Februar 2006 / PLAYBOY / Interview

„Ich bin jedem Hormon dankbar, das abhaut“

HERBERT FEUERSTEIN war schon lustig, lange bevor es die Gattung Comedy gab. Und er ist es immer noch. Vor allem, wenn er über seine Komplexe, die Frauen und den Tod sinniert.

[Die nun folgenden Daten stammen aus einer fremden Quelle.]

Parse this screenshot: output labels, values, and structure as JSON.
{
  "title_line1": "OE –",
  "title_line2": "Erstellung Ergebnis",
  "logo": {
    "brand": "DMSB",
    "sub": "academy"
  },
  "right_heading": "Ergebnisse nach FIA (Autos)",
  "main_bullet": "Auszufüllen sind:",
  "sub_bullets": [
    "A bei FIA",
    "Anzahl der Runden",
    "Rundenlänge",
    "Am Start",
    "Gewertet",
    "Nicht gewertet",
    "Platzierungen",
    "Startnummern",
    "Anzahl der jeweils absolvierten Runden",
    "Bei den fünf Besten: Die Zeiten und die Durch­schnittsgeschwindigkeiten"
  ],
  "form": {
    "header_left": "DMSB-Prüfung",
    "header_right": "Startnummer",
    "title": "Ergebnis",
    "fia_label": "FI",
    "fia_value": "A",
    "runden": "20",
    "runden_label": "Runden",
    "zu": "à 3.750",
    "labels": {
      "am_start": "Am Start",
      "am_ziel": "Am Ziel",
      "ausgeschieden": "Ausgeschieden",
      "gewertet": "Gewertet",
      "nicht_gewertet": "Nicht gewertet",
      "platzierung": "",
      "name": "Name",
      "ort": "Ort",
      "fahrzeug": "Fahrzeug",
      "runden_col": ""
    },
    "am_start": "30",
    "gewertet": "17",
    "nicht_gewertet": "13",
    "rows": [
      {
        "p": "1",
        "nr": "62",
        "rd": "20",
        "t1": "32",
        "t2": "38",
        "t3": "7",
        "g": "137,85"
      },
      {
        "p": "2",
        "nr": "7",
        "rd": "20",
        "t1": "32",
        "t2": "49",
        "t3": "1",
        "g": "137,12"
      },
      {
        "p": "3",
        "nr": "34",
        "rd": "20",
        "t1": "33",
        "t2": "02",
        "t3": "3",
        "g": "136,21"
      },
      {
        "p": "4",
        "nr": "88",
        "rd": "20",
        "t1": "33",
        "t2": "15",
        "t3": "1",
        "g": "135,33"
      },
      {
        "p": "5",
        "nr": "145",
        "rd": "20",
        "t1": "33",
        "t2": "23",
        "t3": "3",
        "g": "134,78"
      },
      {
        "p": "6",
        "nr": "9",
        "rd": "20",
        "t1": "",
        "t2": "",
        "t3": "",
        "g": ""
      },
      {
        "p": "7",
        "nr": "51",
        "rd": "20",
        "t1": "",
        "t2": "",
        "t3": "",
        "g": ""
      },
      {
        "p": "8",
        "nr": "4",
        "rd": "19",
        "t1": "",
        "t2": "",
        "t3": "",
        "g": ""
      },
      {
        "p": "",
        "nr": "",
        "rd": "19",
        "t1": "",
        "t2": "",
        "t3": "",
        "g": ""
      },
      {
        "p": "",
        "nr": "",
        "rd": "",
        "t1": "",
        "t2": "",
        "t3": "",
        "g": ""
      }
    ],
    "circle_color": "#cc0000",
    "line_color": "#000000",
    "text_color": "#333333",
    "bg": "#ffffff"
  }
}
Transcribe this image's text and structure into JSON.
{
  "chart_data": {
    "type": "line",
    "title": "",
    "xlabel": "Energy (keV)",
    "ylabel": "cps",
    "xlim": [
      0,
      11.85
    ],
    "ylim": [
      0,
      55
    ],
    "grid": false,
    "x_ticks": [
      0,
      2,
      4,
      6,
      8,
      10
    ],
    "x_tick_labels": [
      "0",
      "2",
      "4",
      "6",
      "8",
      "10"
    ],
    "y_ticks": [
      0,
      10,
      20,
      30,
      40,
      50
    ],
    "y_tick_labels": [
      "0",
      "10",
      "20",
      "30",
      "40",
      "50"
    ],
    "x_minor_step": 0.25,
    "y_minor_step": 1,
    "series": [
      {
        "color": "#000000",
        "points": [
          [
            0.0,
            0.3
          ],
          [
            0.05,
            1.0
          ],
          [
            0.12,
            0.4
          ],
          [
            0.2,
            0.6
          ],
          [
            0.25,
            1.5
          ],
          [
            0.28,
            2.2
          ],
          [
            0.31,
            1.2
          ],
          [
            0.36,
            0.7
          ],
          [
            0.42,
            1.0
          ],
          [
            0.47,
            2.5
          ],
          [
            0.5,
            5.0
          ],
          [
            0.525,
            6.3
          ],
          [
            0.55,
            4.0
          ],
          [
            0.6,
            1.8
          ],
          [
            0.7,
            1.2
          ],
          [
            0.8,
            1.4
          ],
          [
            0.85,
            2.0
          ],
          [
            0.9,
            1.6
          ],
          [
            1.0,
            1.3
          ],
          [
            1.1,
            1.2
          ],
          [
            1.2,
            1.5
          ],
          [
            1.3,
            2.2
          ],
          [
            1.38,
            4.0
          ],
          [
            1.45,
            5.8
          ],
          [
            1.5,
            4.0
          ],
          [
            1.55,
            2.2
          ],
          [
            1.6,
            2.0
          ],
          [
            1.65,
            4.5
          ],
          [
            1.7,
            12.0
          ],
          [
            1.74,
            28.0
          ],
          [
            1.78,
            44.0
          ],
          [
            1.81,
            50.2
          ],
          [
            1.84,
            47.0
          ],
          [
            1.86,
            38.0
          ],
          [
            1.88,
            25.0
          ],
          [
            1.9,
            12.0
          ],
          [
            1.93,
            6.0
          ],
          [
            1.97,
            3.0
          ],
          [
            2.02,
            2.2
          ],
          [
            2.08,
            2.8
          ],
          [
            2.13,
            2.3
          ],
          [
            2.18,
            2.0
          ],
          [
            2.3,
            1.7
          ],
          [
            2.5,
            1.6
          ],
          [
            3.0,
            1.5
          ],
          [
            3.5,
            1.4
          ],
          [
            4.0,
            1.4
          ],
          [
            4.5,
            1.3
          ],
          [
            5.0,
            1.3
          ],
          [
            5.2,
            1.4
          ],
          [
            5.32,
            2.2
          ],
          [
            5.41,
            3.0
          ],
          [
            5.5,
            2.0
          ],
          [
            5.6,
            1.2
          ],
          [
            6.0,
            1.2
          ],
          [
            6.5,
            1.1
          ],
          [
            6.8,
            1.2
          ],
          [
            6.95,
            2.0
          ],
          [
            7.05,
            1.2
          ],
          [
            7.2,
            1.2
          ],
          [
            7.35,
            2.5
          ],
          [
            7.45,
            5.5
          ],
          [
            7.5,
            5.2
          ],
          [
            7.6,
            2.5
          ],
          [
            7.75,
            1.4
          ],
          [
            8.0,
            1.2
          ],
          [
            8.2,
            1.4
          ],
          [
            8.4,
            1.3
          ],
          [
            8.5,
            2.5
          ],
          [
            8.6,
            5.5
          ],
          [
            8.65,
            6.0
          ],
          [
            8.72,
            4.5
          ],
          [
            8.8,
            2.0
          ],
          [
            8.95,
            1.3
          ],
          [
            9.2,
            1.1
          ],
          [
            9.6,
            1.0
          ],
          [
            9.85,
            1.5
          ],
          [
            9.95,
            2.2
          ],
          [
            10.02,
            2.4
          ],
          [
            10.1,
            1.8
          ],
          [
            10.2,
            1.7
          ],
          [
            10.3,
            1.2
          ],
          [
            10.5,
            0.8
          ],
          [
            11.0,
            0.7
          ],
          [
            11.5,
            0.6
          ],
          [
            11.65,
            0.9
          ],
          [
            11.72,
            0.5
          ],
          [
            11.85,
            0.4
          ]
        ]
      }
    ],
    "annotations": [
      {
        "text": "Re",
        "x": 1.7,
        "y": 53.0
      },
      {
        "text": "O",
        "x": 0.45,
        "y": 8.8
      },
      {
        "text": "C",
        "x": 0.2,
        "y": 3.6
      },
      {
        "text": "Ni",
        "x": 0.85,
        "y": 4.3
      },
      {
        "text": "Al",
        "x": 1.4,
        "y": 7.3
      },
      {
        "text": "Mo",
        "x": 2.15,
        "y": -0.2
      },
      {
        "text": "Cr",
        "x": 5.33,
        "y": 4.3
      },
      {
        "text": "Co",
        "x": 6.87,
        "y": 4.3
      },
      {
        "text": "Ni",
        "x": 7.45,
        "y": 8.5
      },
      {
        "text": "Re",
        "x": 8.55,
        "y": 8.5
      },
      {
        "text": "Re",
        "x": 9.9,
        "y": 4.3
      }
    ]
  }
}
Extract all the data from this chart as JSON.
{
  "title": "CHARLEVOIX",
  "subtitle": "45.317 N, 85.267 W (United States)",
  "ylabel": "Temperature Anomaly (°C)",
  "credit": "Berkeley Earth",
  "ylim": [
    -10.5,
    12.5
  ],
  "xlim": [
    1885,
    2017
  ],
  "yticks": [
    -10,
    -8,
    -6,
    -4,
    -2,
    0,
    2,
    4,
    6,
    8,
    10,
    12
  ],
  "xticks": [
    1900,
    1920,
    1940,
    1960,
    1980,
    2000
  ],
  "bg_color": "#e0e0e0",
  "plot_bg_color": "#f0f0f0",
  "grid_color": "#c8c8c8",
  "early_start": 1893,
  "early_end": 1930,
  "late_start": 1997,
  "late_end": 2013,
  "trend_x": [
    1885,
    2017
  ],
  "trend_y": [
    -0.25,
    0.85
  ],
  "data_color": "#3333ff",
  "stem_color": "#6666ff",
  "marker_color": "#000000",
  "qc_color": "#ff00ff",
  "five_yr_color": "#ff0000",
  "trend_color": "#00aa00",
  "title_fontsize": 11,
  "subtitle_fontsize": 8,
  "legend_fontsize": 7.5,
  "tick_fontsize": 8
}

Sie haben vor 13 Jahren die österreichische Staatsbürgerschaft abgelegt und wurden Deutscher. Seitdem geht es mit Österreich bergauf, mit Deutschland abwärts. Sehen Sie da einen Zusammenhang?

 

  1. Mit Sicherheit. Es sind ja mehr und mehr Leute, die aus Österreich kommen und Deutschland erfolgreich unterwandern.

 

  1. Zum Beispiel?

 

  1. Die Fernsehleute Thoma, Zeiler und Kofler, die ganzen Theatermacher, aber auch so schreckliche Typen wie André Heller. Wir alle tragen in uns die genetische Verpflichtung, den österreichischen Schmäh in der Welt zu verbreiten. Ich glaube, das Christentum ist so ähnlich entstanden – hinausgehen und predigen. Und weil das einigermaßen erfolgreich läuft, sind wir schlimmen Typen weg von Österreich. Dadurch geht es dort wirtschaftlich enorm aufwärts, mit weniger Arbeitslosen und mehr Vernunft – während wir das Virus der Verarschung nach Deutschland verpflanzen, mit den entsprechenden Folgen.

 

Warum Deutschland?

 

Wegen der ähnlichen Sprache. Man glaubt, man versteht sich. Wobei es mir eigentlich egal ist, wo ich bin. Ich fühle mich in der ganzen Welt nicht zu Hause.

 

Wie sehen Sie die Zukunft?

 

Pessimistisch. Nicht nur, was Deutschland betrifft, sondern auch Europa und die ganze so genannte westliche Zivilisation. Ich meine, dass wir so allmählich dem Untergang geweiht sind.

 

Was für ein Bild der Deutschen treffen Sie auf Ihren Reisen an?

 

Ein viel zu gutes, obwohl ich ein schlechtes Beispiel bin. Ich habe manchmal Schwierigkeiten, wenn mich Leute im tiefsten Afrika nach einem gewissen Ballack fragen, den ich nicht kenne. Da wird gleich angezweifelt, dass ich Deutscher bin. Aber man kann sich mit einem deutschen Pass wunderbar in der Welt tummeln und ist überall willkommen.

 

Sind Sie ein Abenteurer?

 

Eher neugierig als ein Abenteurer. Reinhold Messner ist ein Abenteurer. Obwohl ich auch mal mit Reinhold Messner gewandert bin. Aber nur 100 Meter.

 

Wieso nur 100 Meter?

 

Das war in Südtirol, auf einer Burgruine beim Drehen. Messner geht sehr unbekümmert voran. Er dreht sich nie um und nimmt keine Rücksicht. Wenn man da mithalten will, kommt man schwer ins Keuchen, während Messner wie ein Steinbock durch die Gegend springt. Unsereins muss sehen, wo man hintritt, ihn kümmert das nicht. Es gibt ja die Geschichte, wie er mit dem Arved Fuchs zum Südpol gelaufen ist. Da hat er erst nach 300 Kilometern gemerkt, dass der Fuchs gar nicht mehr neben ihm war.

 

Ist das der Autismus von Genies?

 

Klingt gut, weil ich nämlich auch ein paar ausgeprägte soziopathische Züge habe. Ich könnte nie am Biertisch sitzen und kumpelhaft plaudern. Ich gehe nie auf Partys. Sie werden mich nie grundlos in der Öffentlichkeit sehen, auch meine Frau nicht.

 

Wer erledigt die Einkäufe?

 

Da teilen wir uns den Schmerz. Sie geht zum Supermarkt und ich auf den Wochenmarkt. Rundherum ist die Post, der Zeitungskiosk und der Metzger. Das schaffe ich innerhalb von zehn Minuten. Mein Überlebensbereich, den ich niemals verlasse.

 

Außer wenn Sie verreisen.

 

Wenn ich mal ein bisschen Ruhe haben will, dann muss ich verreisen. Da reicht auch schon eine so abwegige Stadt wie München. Ich muss nicht extra zum Kap Hoorn.

 

Was ist denn der schlimmste Ort, an dem Sie jemals waren?

 

Köln im Karneval. Also Weiberfastnacht und so weiter. Können Sie das bitte in der Kölner Ausgabe des Playboy schwärzen?